Prise en charge de la douleur chez les jeunes enfants (de 3 à 10 ans)

Entre l’âge de 3 et 10 ans, les enfants apprennent progressivement ce qu’ils peuvent faire pour traverser une expérience douloureuse, mais ils continuent de dépendre beaucoup de leurs parents ou des personnes qui s’occupent d’eux pour gérer la situation. Pendant cette grande période de la vie, le parent apprendra à l’enfant à faire face à la douleur en utilisant une combinaison de stratégies dirigées par l’enfant et par le parent, plus l’enfant est jeune, et plus le rôle du parent étant prédominant.

Bien que certaines stratégies qui sont efficaces à n’importe quel âge entre trois ans environ et l’adolescence (dont il sera question plus loin), les enfants de cette tranche d’âge présentent des caractéristiques psychologiques qui leur sont propres.

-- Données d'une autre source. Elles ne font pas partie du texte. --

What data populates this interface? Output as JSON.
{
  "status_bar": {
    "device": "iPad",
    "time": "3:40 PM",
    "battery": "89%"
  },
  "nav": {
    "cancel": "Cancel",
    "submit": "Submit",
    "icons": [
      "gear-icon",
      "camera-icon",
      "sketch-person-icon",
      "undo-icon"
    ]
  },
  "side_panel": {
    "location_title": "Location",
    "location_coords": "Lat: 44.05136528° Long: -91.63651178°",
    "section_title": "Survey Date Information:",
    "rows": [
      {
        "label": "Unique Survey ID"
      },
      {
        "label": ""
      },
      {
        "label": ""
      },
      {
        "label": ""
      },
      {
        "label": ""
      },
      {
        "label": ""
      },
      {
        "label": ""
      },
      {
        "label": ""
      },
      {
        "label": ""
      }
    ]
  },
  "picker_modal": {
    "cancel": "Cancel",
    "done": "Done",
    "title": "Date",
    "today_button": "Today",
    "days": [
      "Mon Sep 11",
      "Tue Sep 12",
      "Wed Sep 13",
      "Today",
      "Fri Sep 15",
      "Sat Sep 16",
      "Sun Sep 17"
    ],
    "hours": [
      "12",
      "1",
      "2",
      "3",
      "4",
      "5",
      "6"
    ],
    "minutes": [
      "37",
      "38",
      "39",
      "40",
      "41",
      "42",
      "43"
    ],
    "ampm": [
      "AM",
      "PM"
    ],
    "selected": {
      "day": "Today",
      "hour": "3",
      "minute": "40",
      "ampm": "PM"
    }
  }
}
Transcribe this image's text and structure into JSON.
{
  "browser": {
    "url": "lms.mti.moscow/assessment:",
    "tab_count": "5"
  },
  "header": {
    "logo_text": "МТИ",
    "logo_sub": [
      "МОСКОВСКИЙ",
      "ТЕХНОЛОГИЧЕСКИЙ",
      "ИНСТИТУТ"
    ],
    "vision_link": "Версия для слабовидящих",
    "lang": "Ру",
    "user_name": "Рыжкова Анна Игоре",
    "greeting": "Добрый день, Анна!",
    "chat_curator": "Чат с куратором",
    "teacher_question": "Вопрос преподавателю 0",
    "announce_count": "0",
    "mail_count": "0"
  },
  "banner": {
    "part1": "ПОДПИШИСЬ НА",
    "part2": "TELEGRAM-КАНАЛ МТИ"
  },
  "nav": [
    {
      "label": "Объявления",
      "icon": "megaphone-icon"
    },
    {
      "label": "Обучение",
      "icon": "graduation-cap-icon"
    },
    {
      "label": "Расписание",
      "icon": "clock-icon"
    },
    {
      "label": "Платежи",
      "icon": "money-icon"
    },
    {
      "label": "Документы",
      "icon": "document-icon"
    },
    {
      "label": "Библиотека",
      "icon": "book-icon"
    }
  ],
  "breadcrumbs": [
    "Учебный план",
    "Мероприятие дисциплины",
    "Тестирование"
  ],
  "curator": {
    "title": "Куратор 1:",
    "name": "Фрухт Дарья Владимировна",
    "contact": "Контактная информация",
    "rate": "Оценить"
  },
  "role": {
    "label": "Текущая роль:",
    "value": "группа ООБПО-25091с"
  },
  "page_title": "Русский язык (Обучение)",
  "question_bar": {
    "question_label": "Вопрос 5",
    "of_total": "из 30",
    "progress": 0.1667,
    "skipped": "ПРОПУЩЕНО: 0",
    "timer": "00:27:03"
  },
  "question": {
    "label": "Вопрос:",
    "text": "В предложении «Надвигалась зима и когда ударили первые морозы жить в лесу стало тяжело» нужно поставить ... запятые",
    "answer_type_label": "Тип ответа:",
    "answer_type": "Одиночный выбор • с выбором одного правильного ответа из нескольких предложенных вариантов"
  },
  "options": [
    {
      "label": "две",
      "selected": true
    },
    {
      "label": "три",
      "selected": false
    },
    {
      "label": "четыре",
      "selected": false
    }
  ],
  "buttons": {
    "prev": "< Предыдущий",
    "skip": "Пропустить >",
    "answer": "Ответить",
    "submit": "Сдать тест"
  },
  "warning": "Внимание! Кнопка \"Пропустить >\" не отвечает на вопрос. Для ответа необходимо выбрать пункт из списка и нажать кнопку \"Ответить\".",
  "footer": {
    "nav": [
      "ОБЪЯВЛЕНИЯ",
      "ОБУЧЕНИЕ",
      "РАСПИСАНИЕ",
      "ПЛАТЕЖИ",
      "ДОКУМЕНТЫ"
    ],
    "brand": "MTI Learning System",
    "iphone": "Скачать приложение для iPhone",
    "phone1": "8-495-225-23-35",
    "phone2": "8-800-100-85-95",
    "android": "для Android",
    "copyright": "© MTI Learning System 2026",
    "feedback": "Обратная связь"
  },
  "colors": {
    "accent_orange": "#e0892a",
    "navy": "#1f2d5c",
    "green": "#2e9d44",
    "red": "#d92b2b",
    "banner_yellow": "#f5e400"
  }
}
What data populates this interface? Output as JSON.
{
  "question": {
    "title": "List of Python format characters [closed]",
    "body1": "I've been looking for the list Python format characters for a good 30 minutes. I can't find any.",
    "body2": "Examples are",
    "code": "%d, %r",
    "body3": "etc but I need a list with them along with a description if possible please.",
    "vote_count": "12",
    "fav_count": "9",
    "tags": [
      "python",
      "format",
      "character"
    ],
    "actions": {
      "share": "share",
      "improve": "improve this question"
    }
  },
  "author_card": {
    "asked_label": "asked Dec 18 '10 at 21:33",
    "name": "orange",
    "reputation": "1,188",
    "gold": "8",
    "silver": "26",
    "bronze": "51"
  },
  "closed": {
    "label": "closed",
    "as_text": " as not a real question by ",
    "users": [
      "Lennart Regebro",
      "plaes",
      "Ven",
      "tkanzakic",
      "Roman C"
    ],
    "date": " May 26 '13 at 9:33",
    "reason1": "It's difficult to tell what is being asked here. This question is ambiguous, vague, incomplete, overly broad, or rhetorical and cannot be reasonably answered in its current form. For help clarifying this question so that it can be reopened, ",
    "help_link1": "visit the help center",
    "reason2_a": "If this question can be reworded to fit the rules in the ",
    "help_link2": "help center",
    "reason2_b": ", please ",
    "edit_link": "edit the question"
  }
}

Il arrive que les enfants qui en sont à ce stade de leur développement appréhendent avec inquiétude l’intervention douloureuse à venir. Pour aider à préparer leur enfant à une expérience douloureuse, les parents peuvent faire certaines démarches supplémentaires avant l’intervention prévue :

  • Décidez quand et comment partager avec votre enfant de l’information au sujet de l’intervention douloureuse à venir. Les enfants plus jeunes peuvent être informés le jour même de l’intervention. Les enfants plus âgés et les adolescents doivent être informés au moins la veille, afin qu’ils puissent établir des stratégies d’adaptation à l’avance et avoir l’occasion d’apprendre et de mettre en pratique les différentes étapes de l’intervention.
  • Répondez honnêtement aux questions de votre enfant. Par exemple, si votre enfant vous demande si l’aiguille lui fera mal, vous pouvez dire « Cela peut faire un peu mal ou moyennement mal, mais cela ne durera pas longtemps ».
  • Pensez à offrir à votre enfant la possibilité de choisir la manière dont il souhaite surmonter la douleur, par exemple, demandez-lui comment il aimerait être distrait pendant l’intervention, s’il veut tenir votre main et ce qu’il aimerait faire après l’intervention. En général, il n’est pas utile d’offrir des choix à un jeune enfant et cela pourrait l’affliger davantage. S’il s’agit d’enfants plus âgés, offrir des choix à l’avance (comme avant de partir de la maison) aidera l’enfant à comprendre ce qui l’attend et à se sentir plus en contrôle de la situation. On pourra également le motiver à passer au travers l’événement désagréable qui l’attend en le récompensant immédiatement après l’intervention douloureuse (p. ex., en lui offrant une sucette) ou dans un avenir proche (p. ex., arrêter manger une crème glacée sur le chemin de retour). Dans la section ci-dessous, vous trouverez des stratégies adaptées aux enfants pendant toute leur enfance.

Prise en charge de la douleur chez les enfants plus âgés et les adolescents (10 ans et plus)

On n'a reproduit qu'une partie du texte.